Automatically failing components in a distributed system can be perilous. There are countless examples of high-profile applications that have taken themselves offline through unchecked automated failover strategies. Some of the situations that might lead to pathological behavior include:
Scenario 1 - Thundering herd
Imagine a scenario where a Membase cluster of 5 nodes is being run at 80-90% aggregate capacity in terms of network load. Everything is running well, though at the limit. Now a node fails and the software decides to automatically failover that node. It is unlikely that all of the remaining 4 nodes would be able to handle the additional load successfully, which could lead to another node being automatically failed over. These failures can cascade leading to the eventual loss of the entire cluster. Clearly having 1/5th of the requests not being serviced would be more desirable than none of the requests being serviced.
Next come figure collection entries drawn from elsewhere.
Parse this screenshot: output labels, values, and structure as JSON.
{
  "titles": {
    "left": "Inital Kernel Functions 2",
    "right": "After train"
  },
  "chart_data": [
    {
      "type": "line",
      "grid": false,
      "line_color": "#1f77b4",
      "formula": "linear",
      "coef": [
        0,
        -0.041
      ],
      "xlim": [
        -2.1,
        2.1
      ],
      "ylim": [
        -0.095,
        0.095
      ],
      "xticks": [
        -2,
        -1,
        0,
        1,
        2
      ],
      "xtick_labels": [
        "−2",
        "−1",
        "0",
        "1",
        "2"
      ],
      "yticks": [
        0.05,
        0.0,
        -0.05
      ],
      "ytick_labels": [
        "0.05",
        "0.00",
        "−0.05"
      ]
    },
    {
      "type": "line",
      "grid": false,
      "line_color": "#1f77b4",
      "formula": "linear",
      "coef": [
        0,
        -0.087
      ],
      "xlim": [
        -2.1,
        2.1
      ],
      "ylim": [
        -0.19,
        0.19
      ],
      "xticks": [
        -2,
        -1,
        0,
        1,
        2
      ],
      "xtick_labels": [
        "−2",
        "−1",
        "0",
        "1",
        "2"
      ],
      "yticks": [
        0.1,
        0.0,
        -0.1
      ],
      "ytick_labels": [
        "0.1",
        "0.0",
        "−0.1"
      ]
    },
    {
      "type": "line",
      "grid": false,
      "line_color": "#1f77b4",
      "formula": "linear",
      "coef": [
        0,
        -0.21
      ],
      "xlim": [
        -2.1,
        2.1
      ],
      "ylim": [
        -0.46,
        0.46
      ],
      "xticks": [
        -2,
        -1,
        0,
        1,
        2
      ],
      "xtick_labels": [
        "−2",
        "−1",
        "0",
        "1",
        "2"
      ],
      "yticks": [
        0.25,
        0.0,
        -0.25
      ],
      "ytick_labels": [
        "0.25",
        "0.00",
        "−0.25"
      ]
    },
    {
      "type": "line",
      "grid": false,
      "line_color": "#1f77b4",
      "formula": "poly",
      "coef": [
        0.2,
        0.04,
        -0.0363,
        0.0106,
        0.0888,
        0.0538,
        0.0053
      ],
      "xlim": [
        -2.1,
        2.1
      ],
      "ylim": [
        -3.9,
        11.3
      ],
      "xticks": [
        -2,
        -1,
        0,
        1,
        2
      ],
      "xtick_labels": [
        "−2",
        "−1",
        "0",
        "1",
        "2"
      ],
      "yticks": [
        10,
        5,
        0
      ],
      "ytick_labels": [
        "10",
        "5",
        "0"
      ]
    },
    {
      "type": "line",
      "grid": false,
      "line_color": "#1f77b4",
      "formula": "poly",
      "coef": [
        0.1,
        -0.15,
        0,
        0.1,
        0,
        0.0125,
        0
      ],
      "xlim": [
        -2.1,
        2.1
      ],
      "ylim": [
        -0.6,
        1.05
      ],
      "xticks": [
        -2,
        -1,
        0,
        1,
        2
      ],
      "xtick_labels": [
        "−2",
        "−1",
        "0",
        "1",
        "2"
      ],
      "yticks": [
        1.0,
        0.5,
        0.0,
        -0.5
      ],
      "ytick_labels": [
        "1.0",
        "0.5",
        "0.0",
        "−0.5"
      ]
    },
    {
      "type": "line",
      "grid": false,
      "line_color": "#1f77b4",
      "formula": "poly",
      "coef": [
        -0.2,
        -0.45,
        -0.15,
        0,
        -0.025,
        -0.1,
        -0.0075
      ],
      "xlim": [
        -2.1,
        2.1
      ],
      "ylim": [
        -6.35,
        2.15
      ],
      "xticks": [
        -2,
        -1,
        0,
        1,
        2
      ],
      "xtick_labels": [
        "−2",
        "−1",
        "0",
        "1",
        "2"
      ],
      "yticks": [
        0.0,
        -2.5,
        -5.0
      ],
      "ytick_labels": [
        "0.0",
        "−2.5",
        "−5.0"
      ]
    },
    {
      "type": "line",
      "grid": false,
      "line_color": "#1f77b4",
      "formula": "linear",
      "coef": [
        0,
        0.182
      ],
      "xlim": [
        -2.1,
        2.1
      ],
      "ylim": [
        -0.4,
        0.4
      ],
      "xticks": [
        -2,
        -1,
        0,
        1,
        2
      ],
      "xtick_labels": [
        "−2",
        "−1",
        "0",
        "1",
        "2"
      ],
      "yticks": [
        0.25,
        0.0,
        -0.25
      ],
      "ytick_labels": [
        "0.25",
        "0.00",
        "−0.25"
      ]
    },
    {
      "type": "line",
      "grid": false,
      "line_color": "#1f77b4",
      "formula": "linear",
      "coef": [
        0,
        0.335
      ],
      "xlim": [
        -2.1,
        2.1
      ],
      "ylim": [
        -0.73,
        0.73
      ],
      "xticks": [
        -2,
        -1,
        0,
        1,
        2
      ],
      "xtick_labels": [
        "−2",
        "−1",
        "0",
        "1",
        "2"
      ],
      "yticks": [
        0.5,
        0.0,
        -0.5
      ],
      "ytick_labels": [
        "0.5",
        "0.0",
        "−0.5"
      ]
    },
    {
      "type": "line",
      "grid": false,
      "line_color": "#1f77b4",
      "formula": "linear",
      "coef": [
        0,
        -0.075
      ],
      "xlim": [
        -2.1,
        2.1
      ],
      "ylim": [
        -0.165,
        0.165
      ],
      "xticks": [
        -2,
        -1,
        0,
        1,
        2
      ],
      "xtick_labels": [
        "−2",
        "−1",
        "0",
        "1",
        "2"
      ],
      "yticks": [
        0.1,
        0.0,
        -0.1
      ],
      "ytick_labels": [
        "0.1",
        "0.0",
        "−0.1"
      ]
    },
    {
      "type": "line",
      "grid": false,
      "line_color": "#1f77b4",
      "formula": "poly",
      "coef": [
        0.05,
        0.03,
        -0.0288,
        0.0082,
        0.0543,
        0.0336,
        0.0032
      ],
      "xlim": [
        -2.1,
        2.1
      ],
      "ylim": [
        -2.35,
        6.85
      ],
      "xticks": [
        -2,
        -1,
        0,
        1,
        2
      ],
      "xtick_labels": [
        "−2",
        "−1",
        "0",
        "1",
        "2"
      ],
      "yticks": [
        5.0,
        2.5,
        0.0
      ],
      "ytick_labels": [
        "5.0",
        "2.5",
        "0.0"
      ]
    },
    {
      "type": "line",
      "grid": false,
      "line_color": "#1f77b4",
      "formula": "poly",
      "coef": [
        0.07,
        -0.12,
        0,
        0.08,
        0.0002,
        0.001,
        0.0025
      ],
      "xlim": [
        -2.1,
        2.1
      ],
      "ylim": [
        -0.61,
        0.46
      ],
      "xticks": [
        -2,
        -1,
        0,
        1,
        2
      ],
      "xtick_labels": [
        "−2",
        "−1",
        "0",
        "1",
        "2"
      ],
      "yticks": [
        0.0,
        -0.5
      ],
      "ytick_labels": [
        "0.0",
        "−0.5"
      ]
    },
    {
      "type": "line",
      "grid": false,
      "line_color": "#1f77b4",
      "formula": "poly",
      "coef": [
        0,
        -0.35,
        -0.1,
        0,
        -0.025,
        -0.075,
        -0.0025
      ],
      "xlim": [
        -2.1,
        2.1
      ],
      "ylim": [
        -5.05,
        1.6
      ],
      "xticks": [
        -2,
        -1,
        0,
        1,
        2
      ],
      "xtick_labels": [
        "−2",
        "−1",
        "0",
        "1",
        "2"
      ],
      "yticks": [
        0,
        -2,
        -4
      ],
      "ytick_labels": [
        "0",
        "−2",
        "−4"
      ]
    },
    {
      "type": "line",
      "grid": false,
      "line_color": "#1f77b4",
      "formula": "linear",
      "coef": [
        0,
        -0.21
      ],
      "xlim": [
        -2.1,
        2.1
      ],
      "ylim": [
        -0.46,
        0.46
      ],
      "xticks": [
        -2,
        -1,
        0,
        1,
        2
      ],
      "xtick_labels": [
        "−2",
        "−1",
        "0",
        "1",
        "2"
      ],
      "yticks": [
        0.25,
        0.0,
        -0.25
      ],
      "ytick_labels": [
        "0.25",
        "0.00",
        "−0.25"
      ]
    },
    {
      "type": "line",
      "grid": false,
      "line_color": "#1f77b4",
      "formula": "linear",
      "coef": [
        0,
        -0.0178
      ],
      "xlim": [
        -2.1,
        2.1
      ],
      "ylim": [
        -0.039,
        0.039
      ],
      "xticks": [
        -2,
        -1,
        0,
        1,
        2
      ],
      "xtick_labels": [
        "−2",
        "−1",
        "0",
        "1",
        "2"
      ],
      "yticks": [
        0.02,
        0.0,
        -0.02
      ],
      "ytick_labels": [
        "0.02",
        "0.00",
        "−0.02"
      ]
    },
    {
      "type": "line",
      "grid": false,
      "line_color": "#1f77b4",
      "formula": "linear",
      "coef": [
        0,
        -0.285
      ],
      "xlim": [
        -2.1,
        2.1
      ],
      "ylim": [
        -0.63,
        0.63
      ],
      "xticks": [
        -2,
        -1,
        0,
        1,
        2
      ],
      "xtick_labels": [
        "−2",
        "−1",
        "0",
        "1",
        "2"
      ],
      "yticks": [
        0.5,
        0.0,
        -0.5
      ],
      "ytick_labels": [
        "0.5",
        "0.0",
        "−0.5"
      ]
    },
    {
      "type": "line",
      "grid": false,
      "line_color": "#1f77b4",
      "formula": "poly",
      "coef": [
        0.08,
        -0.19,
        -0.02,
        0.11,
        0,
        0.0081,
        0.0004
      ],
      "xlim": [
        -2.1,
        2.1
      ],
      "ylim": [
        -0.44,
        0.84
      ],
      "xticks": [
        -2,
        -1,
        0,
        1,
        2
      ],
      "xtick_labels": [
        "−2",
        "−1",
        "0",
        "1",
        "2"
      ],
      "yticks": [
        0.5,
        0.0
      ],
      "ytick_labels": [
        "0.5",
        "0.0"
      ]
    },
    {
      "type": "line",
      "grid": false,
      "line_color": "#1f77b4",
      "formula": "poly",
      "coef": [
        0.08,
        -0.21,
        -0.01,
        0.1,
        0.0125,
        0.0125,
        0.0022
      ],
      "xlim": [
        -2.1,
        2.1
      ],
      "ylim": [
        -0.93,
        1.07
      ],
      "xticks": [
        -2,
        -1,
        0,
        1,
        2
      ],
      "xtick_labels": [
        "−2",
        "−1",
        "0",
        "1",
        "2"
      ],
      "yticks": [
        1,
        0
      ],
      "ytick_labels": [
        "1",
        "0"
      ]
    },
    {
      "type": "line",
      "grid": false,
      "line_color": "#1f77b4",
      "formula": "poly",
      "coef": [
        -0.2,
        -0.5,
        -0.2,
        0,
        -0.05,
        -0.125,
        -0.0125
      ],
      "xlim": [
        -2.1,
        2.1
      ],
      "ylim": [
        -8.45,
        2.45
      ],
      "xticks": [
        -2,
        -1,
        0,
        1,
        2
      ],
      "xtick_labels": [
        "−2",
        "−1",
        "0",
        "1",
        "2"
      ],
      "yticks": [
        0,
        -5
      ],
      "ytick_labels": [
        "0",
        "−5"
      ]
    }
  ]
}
As the data infrastructure architect of a large social networking site once said (paraphrased): "If half your servers are down and you're still serving half your users, you're doing really well."
The solution in this case would be to live with the single node failure, add a new server to the cluster, mark the failed node for removal and then rebalance. This way there is a brief partial outage, rather than an entire cluster being downed. Ensure there is excess capacity to handle node failures with replicas taking over is another solution to this problem.
Situation 2 - Network partition
If a network partition occurs within a Membase cluster, automatic failover would lead both sides to decide that they are going to automatically failover each other. Each portion would now assume responsibility for the entire key space, so whilst there is consistency for a key within the partial clusters, there would start to be inconsistency of data between the two partial clusters. Reconciling those differences may be difficult, depending on the nature of your data and your access patterns.
Assuming one of the two partial clusters is large enough to cope with all traffic, the solution would be to direct all traffic for the cluster to that single partial cluster and then later add-in the previously in-accessible machines to restore the original cluster size.
Situation 3 - Misbehaving node
If one node loses connectivity to the cluster (or "thinks" that it has lost connectivity to the cluster) allowing it to automatically failover the rest of the cluster would lead to that node being a cluster-of-one. As a result the same partition situation as described above arises again.
In this case the solution is to take down the node that has connectivity issues and let the rest of the cluster handle the load (assuming there is spare capacity available).